The quadrant method is pretty efficient. However, there’s a completely different approach. An interesting feature of this problem can be found if you draw a line from the test point to a point definitely outside the polygon. Now count how many polygon edges crossed that line. If that number is odd, the point is inside the polygon. If the number of edge crossings is even, the point is on the outside. Try it out.

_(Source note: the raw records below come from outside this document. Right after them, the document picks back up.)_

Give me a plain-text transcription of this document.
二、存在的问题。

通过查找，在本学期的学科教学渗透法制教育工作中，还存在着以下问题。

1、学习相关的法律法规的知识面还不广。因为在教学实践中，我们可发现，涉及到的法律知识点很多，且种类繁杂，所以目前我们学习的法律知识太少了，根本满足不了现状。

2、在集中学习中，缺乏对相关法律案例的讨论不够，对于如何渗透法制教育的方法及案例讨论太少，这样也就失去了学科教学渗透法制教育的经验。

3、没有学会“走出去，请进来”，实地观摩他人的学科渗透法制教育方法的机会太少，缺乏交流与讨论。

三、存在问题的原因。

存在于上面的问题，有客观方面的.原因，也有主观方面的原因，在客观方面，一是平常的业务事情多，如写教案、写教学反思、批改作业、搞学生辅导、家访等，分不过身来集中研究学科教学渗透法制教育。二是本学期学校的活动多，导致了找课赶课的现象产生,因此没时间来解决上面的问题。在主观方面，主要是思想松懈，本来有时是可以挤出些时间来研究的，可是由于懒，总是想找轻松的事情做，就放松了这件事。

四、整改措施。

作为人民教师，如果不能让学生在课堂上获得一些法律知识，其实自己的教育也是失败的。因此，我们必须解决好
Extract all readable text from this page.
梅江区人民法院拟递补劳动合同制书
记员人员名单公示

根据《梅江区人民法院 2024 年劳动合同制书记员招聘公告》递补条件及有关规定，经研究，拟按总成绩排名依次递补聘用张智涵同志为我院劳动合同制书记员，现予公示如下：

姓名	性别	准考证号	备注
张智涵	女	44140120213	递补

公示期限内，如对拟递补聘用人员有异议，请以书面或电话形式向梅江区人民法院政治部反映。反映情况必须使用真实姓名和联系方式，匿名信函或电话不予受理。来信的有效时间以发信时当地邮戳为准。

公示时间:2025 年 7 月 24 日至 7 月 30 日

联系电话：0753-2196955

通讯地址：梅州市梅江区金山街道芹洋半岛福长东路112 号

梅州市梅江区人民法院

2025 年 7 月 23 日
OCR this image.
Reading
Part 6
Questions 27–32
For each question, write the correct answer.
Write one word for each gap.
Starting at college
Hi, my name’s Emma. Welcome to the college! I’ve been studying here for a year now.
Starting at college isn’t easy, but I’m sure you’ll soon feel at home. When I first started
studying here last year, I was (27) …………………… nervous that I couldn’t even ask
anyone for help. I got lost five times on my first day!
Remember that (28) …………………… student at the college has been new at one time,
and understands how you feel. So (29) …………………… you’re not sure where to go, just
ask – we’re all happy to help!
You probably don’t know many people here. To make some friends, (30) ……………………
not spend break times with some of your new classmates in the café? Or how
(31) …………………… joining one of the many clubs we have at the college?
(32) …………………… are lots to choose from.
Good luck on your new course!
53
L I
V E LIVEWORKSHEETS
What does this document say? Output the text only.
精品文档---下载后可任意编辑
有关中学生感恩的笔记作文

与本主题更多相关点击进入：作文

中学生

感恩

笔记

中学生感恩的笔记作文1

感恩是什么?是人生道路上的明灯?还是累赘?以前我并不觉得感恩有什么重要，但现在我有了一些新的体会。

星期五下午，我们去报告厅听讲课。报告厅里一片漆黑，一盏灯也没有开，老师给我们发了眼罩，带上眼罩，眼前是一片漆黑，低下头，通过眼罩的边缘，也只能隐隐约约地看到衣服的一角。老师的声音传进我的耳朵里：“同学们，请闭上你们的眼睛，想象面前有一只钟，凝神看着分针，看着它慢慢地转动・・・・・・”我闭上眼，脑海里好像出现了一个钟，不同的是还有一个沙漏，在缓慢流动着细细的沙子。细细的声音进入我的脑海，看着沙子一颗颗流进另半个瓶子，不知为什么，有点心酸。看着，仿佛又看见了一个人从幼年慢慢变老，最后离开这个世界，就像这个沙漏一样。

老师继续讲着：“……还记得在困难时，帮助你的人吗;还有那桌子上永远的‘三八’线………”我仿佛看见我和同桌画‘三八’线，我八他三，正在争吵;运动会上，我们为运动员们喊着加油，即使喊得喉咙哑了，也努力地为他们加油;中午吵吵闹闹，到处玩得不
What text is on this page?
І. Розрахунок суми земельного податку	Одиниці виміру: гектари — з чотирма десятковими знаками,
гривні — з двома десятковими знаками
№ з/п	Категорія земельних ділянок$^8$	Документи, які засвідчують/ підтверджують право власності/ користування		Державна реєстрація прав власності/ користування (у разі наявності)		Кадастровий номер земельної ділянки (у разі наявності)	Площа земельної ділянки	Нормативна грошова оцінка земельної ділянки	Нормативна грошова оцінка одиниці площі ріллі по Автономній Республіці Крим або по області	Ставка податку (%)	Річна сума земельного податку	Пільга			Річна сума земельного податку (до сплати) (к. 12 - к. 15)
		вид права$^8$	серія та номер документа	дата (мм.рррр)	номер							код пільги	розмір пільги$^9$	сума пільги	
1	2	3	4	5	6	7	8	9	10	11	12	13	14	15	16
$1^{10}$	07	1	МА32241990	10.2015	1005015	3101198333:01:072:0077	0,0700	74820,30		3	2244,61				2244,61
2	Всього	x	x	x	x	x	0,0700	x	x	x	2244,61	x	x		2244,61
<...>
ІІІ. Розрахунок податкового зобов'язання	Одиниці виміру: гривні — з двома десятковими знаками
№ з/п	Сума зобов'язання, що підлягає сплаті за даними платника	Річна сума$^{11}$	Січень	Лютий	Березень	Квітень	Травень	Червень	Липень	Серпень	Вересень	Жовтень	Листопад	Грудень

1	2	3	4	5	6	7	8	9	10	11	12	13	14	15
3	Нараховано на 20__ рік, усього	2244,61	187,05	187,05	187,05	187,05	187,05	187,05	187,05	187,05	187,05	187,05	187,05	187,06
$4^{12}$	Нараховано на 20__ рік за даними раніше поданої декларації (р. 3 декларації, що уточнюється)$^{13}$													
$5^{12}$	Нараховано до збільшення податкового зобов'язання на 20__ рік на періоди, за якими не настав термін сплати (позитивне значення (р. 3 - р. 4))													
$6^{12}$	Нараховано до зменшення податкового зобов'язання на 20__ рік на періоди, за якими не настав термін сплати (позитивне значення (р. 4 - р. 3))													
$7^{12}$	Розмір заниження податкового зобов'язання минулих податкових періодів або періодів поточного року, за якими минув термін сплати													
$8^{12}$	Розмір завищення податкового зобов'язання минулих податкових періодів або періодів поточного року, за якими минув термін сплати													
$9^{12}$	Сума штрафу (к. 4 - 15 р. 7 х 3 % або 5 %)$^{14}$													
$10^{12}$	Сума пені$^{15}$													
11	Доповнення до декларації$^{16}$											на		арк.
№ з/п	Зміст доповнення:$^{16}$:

I saw a pretty fast way to implement this in Graphic Gems IV. This method projects a line from the hit position along the x axis. Only testing line segments that are on either side of this position lets you avoid some calculations. Segments that could cross this line require an x intercept calculation to be sure. However, this can be simplified to eliminate a divide because of the unique needs of the test. The code for this routine is in Listing 2. Whether or not this method is faster than the quadrant method depends greatly on the polygon being testing. The routines are so easy to implement that you should try both in your application if speed is a real issue.

Listing 2. The X Intercept Calculation.

// Procedure: PointInPoly (EDGE CROSSING VERSION)
// Purpose: Check if a point is inside a polygon
// Returns: TRUE if Point is inside polygon, else FALSE

BOOL CFateView::PointInPoly(tSector *sector, tPoint2D *hitPos)
{
// Local Variables
short edge, first, next;
tPoint2D *pnt1,*pnt2;
BOOL inside = FALSE; // INITIAL TEST CONDITION
BOOL flag1,flag2;

edge = first = sector->edge; // SET UP INITIAL CONDITIONS
pnt1 = &m_edgelist[edge].pos;
flag1 = ( hitPos->y >= pnt1->y ) ; // IS THE FIRST VERTEX OVER OR UNDER THE LINE

/* LOOP THROUGH THE VERTICES IN A SECTOR */
do {
next = m_edgelist[edge].nextedge; // CHECK THE NEXT VERTEX
pnt2 = &m_edgelist[next].pos;
flag2 = ( hitPos->y >= pnt2->y ); // IS IT OVER OR UNDER
if (flag1 != flag2) // MAKE SURE THE EDGE ACTUALLY // CROSSES THE TEST X AXIS
{
// CALCULATE WHETHER THE SEGMENT ACTUALLY CROSSES THE X TEST AXIS
// A TRICK FROM GRAPHIC GEMS IV TO GET RID OF THE X INTERCEPT DIVIDE
if (((pnt2->y - hitPos->y) * (pnt1->x - pnt2->x) >=
(pnt2->x - hitPos->x) * (pnt1->y - pnt2->y)) == flag2 )
inside = !inside; // IF IT CROSSES TOGGLE THE INSIDE // FLAG (ODD IS IN, EVEN OUT)
}
pnt1 = pnt2; // RESET FOR NEXT STEP
edge = next;
flag1 = flag2;
} while (edge != first);
return inside;
}

Standing at Arm’s Length

The above routines are enough to let your player navigate around in a Doom-style level. You would just need to make sure that the player is always inside a sector. If the player leaves one sector and does not enter any other, a "collision" has happened. This works very well. However, using the inside polygon test for collision by itself has a drawback. The player can get very close to the wall of a sector and still be considered "inside." Logically, this works fine. However, in a 3D rendered game engine, being too close to a wall is a bad thing. Textures will look blocky, they can distort badly, and walls may clip out.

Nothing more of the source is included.